The second recipient of DOE grant money was NuScale Power, a small company based in Portland, OR, and a subsidiary of Fluor Corporation (NYSE: FLR). NuScale is working on a 45-megawatt reactor that would eliminate a lot of the complicated engineering that goes into a large conventional reactor. As electricity demand rises, up to 11 additional SMRs could be added to a single site, totaling 540 megawatts of nuclear capacity, according to the company’s vision. NuScale hopes to submit a design to the NRC in 2015 for approval by 2018, putting on track for full commercialization within a decade.
All of this is not to say that big nuclear power plants are dead. China is in the midst of a massive buildout of nuclear power, and has plans to reach 58 gigawatts of installed capacity by 2020, quadrupling the size of its current fleet. Then, in the following ten years, China plans on tripling again to 150 gigawatts.

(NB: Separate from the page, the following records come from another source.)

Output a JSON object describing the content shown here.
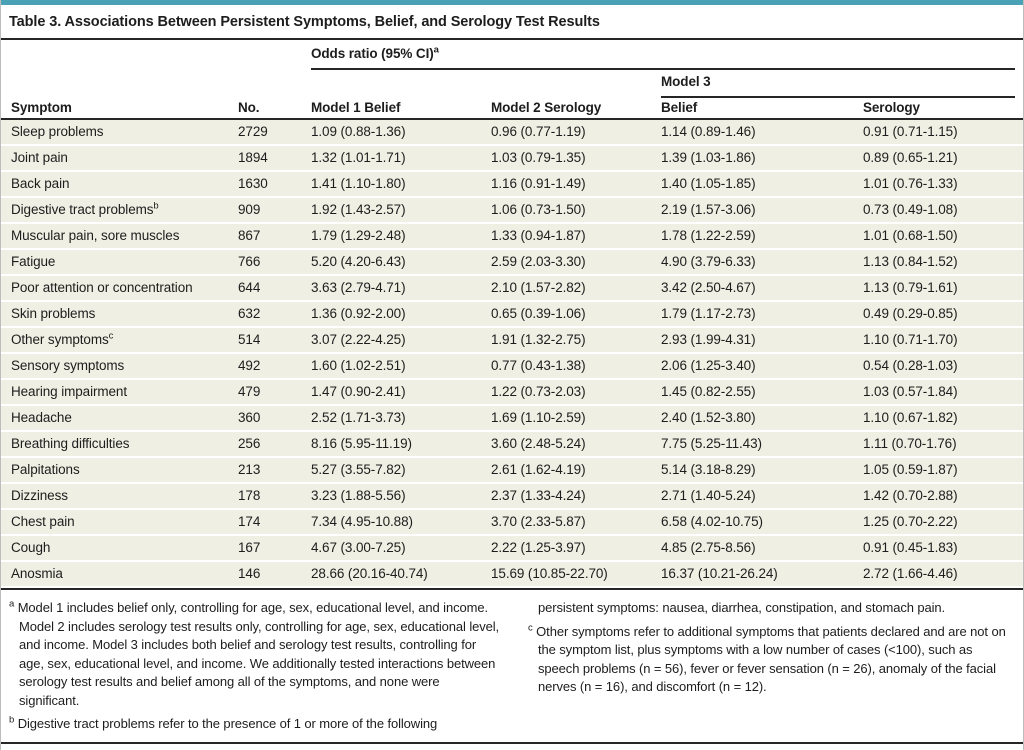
{
  "colors": {
    "accent": "#4AA1B5",
    "row-bg": "#F0EFE3",
    "rule": "#262626",
    "border": "#BDBDBD"
  },
  "title": "Table 3. Associations Between Persistent Symptoms, Belief, and Serology Test Results",
  "header": {
    "odds_ratio_label": "Odds ratio (95% CI)",
    "odds_ratio_sup": "a",
    "model3_label": "Model 3",
    "columns": {
      "symptom": "Symptom",
      "no": "No.",
      "model1": "Model 1 Belief",
      "model2": "Model 2 Serology",
      "model3_belief": "Belief",
      "model3_serology": "Serology"
    }
  },
  "table": {
    "rows": [
      {
        "symptom": "Sleep problems",
        "no": "2729",
        "model1": "1.09 (0.88-1.36)",
        "model2": "0.96 (0.77-1.19)",
        "model3_belief": "1.14 (0.89-1.46)",
        "model3_serology": "0.91 (0.71-1.15)"
      },
      {
        "symptom": "Joint pain",
        "no": "1894",
        "model1": "1.32 (1.01-1.71)",
        "model2": "1.03 (0.79-1.35)",
        "model3_belief": "1.39 (1.03-1.86)",
        "model3_serology": "0.89 (0.65-1.21)"
      },
      {
        "symptom": "Back pain",
        "no": "1630",
        "model1": "1.41 (1.10-1.80)",
        "model2": "1.16 (0.91-1.49)",
        "model3_belief": "1.40 (1.05-1.85)",
        "model3_serology": "1.01 (0.76-1.33)"
      },
      {
        "symptom": "Digestive tract problems",
        "sup": "b",
        "no": "909",
        "model1": "1.92 (1.43-2.57)",
        "model2": "1.06 (0.73-1.50)",
        "model3_belief": "2.19 (1.57-3.06)",
        "model3_serology": "0.73 (0.49-1.08)"
      },
      {
        "symptom": "Muscular pain, sore muscles",
        "no": "867",
        "model1": "1.79 (1.29-2.48)",
        "model2": "1.33 (0.94-1.87)",
        "model3_belief": "1.78 (1.22-2.59)",
        "model3_serology": "1.01 (0.68-1.50)"
      },
      {
        "symptom": "Fatigue",
        "no": "766",
        "model1": "5.20 (4.20-6.43)",
        "model2": "2.59 (2.03-3.30)",
        "model3_belief": "4.90 (3.79-6.33)",
        "model3_serology": "1.13 (0.84-1.52)"
      },
      {
        "symptom": "Poor attention or concentration",
        "no": "644",
        "model1": "3.63 (2.79-4.71)",
        "model2": "2.10 (1.57-2.82)",
        "model3_belief": "3.42 (2.50-4.67)",
        "model3_serology": "1.13 (0.79-1.61)"
      },
      {
        "symptom": "Skin problems",
        "no": "632",
        "model1": "1.36 (0.92-2.00)",
        "model2": "0.65 (0.39-1.06)",
        "model3_belief": "1.79 (1.17-2.73)",
        "model3_serology": "0.49 (0.29-0.85)"
      },
      {
        "symptom": "Other symptoms",
        "sup": "c",
        "no": "514",
        "model1": "3.07 (2.22-4.25)",
        "model2": "1.91 (1.32-2.75)",
        "model3_belief": "2.93 (1.99-4.31)",
        "model3_serology": "1.10 (0.71-1.70)"
      },
      {
        "symptom": "Sensory symptoms",
        "no": "492",
        "model1": "1.60 (1.02-2.51)",
        "model2": "0.77 (0.43-1.38)",
        "model3_belief": "2.06 (1.25-3.40)",
        "model3_serology": "0.54 (0.28-1.03)"
      },
      {
        "symptom": "Hearing impairment",
        "no": "479",
        "model1": "1.47 (0.90-2.41)",
        "model2": "1.22 (0.73-2.03)",
        "model3_belief": "1.45 (0.82-2.55)",
        "model3_serology": "1.03 (0.57-1.84)"
      },
      {
        "symptom": "Headache",
        "no": "360",
        "model1": "2.52 (1.71-3.73)",
        "model2": "1.69 (1.10-2.59)",
        "model3_belief": "2.40 (1.52-3.80)",
        "model3_serology": "1.10 (0.67-1.82)"
      },
      {
        "symptom": "Breathing difficulties",
        "no": "256",
        "model1": "8.16 (5.95-11.19)",
        "model2": "3.60 (2.48-5.24)",
        "model3_belief": "7.75 (5.25-11.43)",
        "model3_serology": "1.11 (0.70-1.76)"
      },
      {
        "symptom": "Palpitations",
        "no": "213",
        "model1": "5.27 (3.55-7.82)",
        "model2": "2.61 (1.62-4.19)",
        "model3_belief": "5.14 (3.18-8.29)",
        "model3_serology": "1.05 (0.59-1.87)"
      },
      {
        "symptom": "Dizziness",
        "no": "178",
        "model1": "3.23 (1.88-5.56)",
        "model2": "2.37 (1.33-4.24)",
        "model3_belief": "2.71 (1.40-5.24)",
        "model3_serology": "1.42 (0.70-2.88)"
      },
      {
        "symptom": "Chest pain",
        "no": "174",
        "model1": "7.34 (4.95-10.88)",
        "model2": "3.70 (2.33-5.87)",
        "model3_belief": "6.58 (4.02-10.75)",
        "model3_serology": "1.25 (0.70-2.22)"
      },
      {
        "symptom": "Cough",
        "no": "167",
        "model1": "4.67 (3.00-7.25)",
        "model2": "2.22 (1.25-3.97)",
        "model3_belief": "4.85 (2.75-8.56)",
        "model3_serology": "0.91 (0.45-1.83)"
      },
      {
        "symptom": "Anosmia",
        "no": "146",
        "model1": "28.66 (20.16-40.74)",
        "model2": "15.69 (10.85-22.70)",
        "model3_belief": "16.37 (10.21-26.24)",
        "model3_serology": "2.72 (1.66-4.46)"
      }
    ]
  },
  "footnotes": {
    "left": [
      {
        "marker": "a",
        "text": "Model 1 includes belief only, controlling for age, sex, educational level, and income. Model 2 includes serology test results only, controlling for age, sex, educational level, and income. Model 3 includes both belief and serology test results, controlling for age, sex, educational level, and income. We additionally tested interactions between serology test results and belief among all of the symptoms, and none were significant."
      },
      {
        "marker": "b",
        "text": "Digestive tract problems refer to the presence of 1 or more of the following"
      }
    ],
    "right": [
      {
        "marker": "",
        "text": "persistent symptoms: nausea, diarrhea, constipation, and stomach pain."
      },
      {
        "marker": "c",
        "text": "Other symptoms refer to additional symptoms that patients declared and are not on the symptom list, plus symptoms with a low number of cases (<100), such as speech problems (n = 56), fever or fever sensation (n = 26), anomaly of the facial nerves (n = 16), and discomfort (n = 12)."
      }
    ]
  }
}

Such monumental plans for nuclear power have some companies in a great position to profit. In particular, Westinghouse remains a huge player in the global nuclear market. Westinghouse, a division of Toshiba (TYO: 6502), is the owner of the only generation III+ reactor design that is certified by the NRC, one that is the favorite for many new Chinese projects. There are currently four AP1000’s under construction in China, as well as two additional units that received a green light from Chinese regulators in February. The AP1000 is also the design of choice for the first nuclear reactors under construction in the United States in three decades.
Nevertheless, in the U.S., SMRs are more likely to win out over the long-run. “The future as we look at it for new nuclear, a decade-plus out, would be on efficient modular reactor designs,” said Christopher Crane, CEO of Exelon Corporation. Exelon (NYSE: EXC) just recently acquired Pepco, a utility that serves the mid-Atlantic region of the eastern seaboard. The combined company will be the largest utility in the U.S. in terms of customers served. But Exelon is also the largest holder of nuclear power plants in the country, and as of 2010, it generated 93 percent of its electricity from nuclear. If the executive of the largest nuclear power owner in the U.S. is looking at SMRs, investors should take note.
Indeed, despite the hiccups with mPower, there is still strong bipartisan support for nuclear power in the halls of Congress. Just look at the political firestorm that resulted from the Solyndra debacle compared to the non-news that was B&W’s decision to scale back its SMR plans. The White House’s FY1 budget proposal included a 30 percent increase in DOE’s SMR program. Strong political support for any energy source is hard to come by, and for nuclear power in general, and SMRs in particular, political support will be key in the years to come.
But it is no guarantee they will succeed. Investors should keep their eyes on this space because nuclear power is at a crossroads.